Time series forecasting — predicting future values of a sequence based on its historical values — is among the most practically important problems in data science. Energy companies forecast electricity demand to optimise generation schedules. Retailers forecast product demand to manage inventory. Banks forecast credit losses to determine capital requirements. Each requires modelling the complex temporal patterns — trend, seasonality, cycles, and irregular fluctuations — that characterise real-world time series.

Classical Methods: ARIMA and Exponential Smoothing

The workhorse of classical time series forecasting is ARIMA — AutoRegressive Integrated Moving Average. An ARIMA model combines three components: the autoregressive part (the series is regressed on its own past values), the integrated part (differencing to achieve stationarity), and the moving average part (the error term is a function of past forecast errors). Seasonal variants (SARIMA) extend this to handle seasonal patterns. ARIMA models are transparent, well-understood statistically, and competitive on many short-horizon forecasting tasks.

Exponential smoothing methods — particularly the Holt-Winters triple exponential smoothing — provide a simple, robust alternative. They model trend and seasonal components through weighted averages of recent observations, with more recent observations receiving exponentially larger weights. Despite their simplicity, exponential smoothing methods consistently outperform more complex approaches on many real-world datasets, as demonstrated by the M forecasting competitions.

Facebook Prophet

Facebook's Prophet, released as an open-source library in 2017, made high-quality time series forecasting accessible to non-specialists. Prophet decomposes the time series into trend, seasonality, and holiday components, fitting them using a Bayesian model. The trend component models non-linear growth with change points (abrupt trend changes) detected automatically. Seasonality is modelled using Fourier series, allowing smooth periodic patterns to be captured. Prophet is particularly well-suited to business time series with strong seasonal patterns and holiday effects, and its interpretable components make it popular for communicating forecasts to non-technical stakeholders.

Gradient Boosted Trees for Forecasting

Machine learning models designed for tabular data — XGBoost, LightGBM — can be applied to time series forecasting by engineering appropriate lag features, rolling statistics, and calendar features (day of week, month, holiday indicators). This approach requires careful feature engineering but can capture complex non-linear patterns and interactions that ARIMA and exponential smoothing miss.

A key advantage is the ability to incorporate external features (weather, promotional activity, macroeconomic indicators) directly as inputs, without the structural constraints of ARIMA extensions. Global models — single XGBoost models trained across many related time series simultaneously — can share statistical strength across series, improving performance particularly for series with limited history.

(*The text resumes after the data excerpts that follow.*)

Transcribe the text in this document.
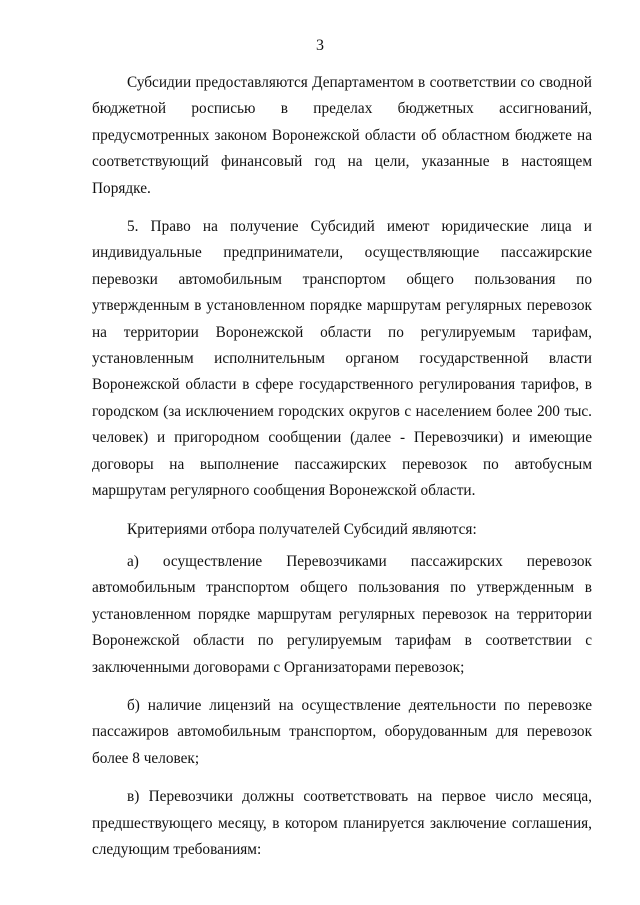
3

Субсидии предоставляются Департаментом в соответствии со сводной бюджетной росписью в пределах бюджетных ассигнований, предусмотренных законом Воронежской области об областном бюджете на соответствующий финансовый год на цели, указанные в настоящем Порядке.

5. Право на получение Субсидий имеют юридические лица и индивидуальные предприниматели, осуществляющие пассажирские перевозки автомобильным транспортом общего пользования по утвержденным в установленном порядке маршрутам регулярных перевозок на территории Воронежской области по регулируемым тарифам, установленным исполнительным органом государственной власти Воронежской области в сфере государственного регулирования тарифов, в городском (за исключением городских округов с населением более 200 тыс. человек) и пригородном сообщении (далее - Перевозчики) и имеющие договоры на выполнение пассажирских перевозок по автобусным маршрутам регулярного сообщения Воронежской области.

Критериями отбора получателей Субсидий являются:

а) осуществление Перевозчиками пассажирских перевозок автомобильным транспортом общего пользования по утвержденным в установленном порядке маршрутам регулярных перевозок на территории Воронежской области по регулируемым тарифам в соответствии с заключенными договорами с Организаторами перевозок;

б) наличие лицензий на осуществление деятельности по перевозке пассажиров автомобильным транспортом, оборудованным для перевозок более 8 человек;

в) Перевозчики должны соответствовать на первое число месяца, предшествующего месяцу, в котором планируется заключение соглашения, следующим требованиям:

Deep Learning Architectures for Forecasting

LSTMs and related sequence models have been widely applied to time series forecasting, but their advantage over simpler methods is less consistent than their success in NLP would suggest. The Temporal Fusion Transformer (TFT), developed by Google Research, represents the current state of the art for multi-horizon probabilistic forecasting. TFT combines variable selection (automatically identifying the most predictive features), LSTM encoders for historical sequence processing, and self-attention for capturing long-range dependencies, producing calibrated prediction intervals rather than point forecasts.

N-BEATS and N-HiTS, purely feedforward neural architectures with interpretable trend-seasonality decomposition, have demonstrated strong performance with lower computational cost than recurrent or attention-based models. Amazon's DeepAR produces probabilistic forecasts across many related time series simultaneously by training a global LSTM model, sharing information across series while accounting for series-specific scale.

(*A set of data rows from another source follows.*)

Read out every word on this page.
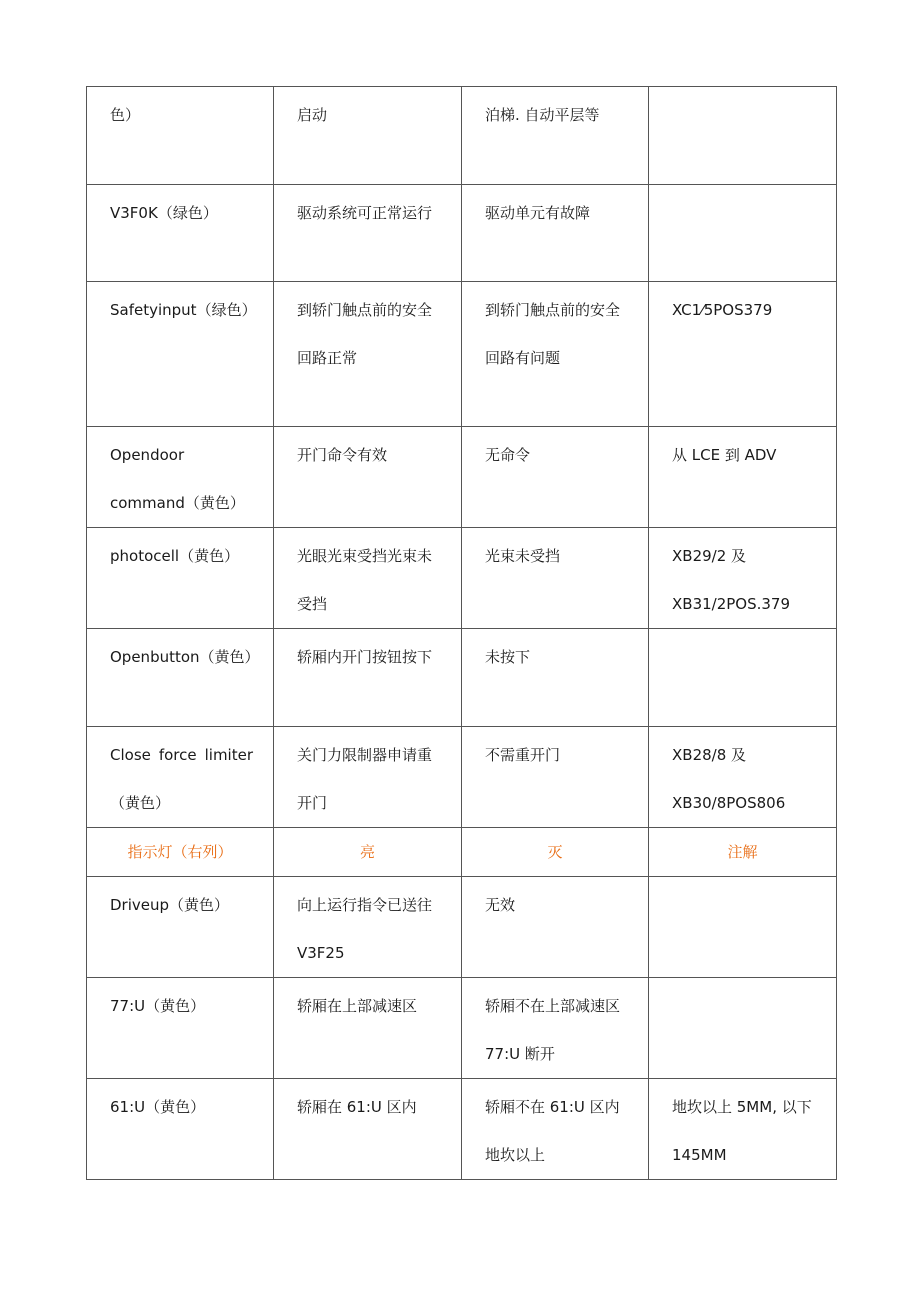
色）	启动	泊梯. 自动平层等	

V3F0K（绿色）	驱动系统可正常运行	驱动单元有故障	

Safetyinput（绿色）	到轿门触点前的安全回路正常	到轿门触点前的安全回路有问题	XC1⁄5POS379

Opendoor command（黄色）	开门命令有效	无命令	从 LCE 到 ADV

photocell（黄色）	光眼光束受挡光束未受挡	光束未受挡	XB29/2 及 XB31/2POS.379

Openbutton（黄色）	轿厢内开门按钮按下	未按下	

Close force limiter（黄色）	关门力限制器申请重开门	不需重开门	XB28/8 及 XB30/8POS806

指示灯（右列）	亮	灭	注解

Driveup（黄色）	向上运行指令已送往 V3F25	无效	

77:U（黄色）	轿厢在上部减速区	轿厢不在上部减速区 77:U 断开	

61:U（黄色）	轿厢在 61:U 区内	轿厢不在 61:U 区内地坎以上	地坎以上 5MM, 以下 145MM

Model Selection and Evaluation

The M4 and M5 forecasting competitions — involving thousands of business, economic, and financial time series — provide the most rigorous empirical comparison of forecasting methods. A consistent finding is that ensemble methods — combining predictions from multiple models including classical methods, ML models, and neural networks — typically outperform any single approach. The M5 winner combined gradient boosted trees with ARIMA models and careful feature engineering tailored to the retail demand forecasting problem.

Proper evaluation requires time-series-specific cross-validation that respects temporal order — a model must never be trained on data from the future relative to the test period. Metrics such as MASE (Mean Absolute Scaled Error), which normalises by the naive forecast baseline, allow comparison across series with different scales and frequency structures.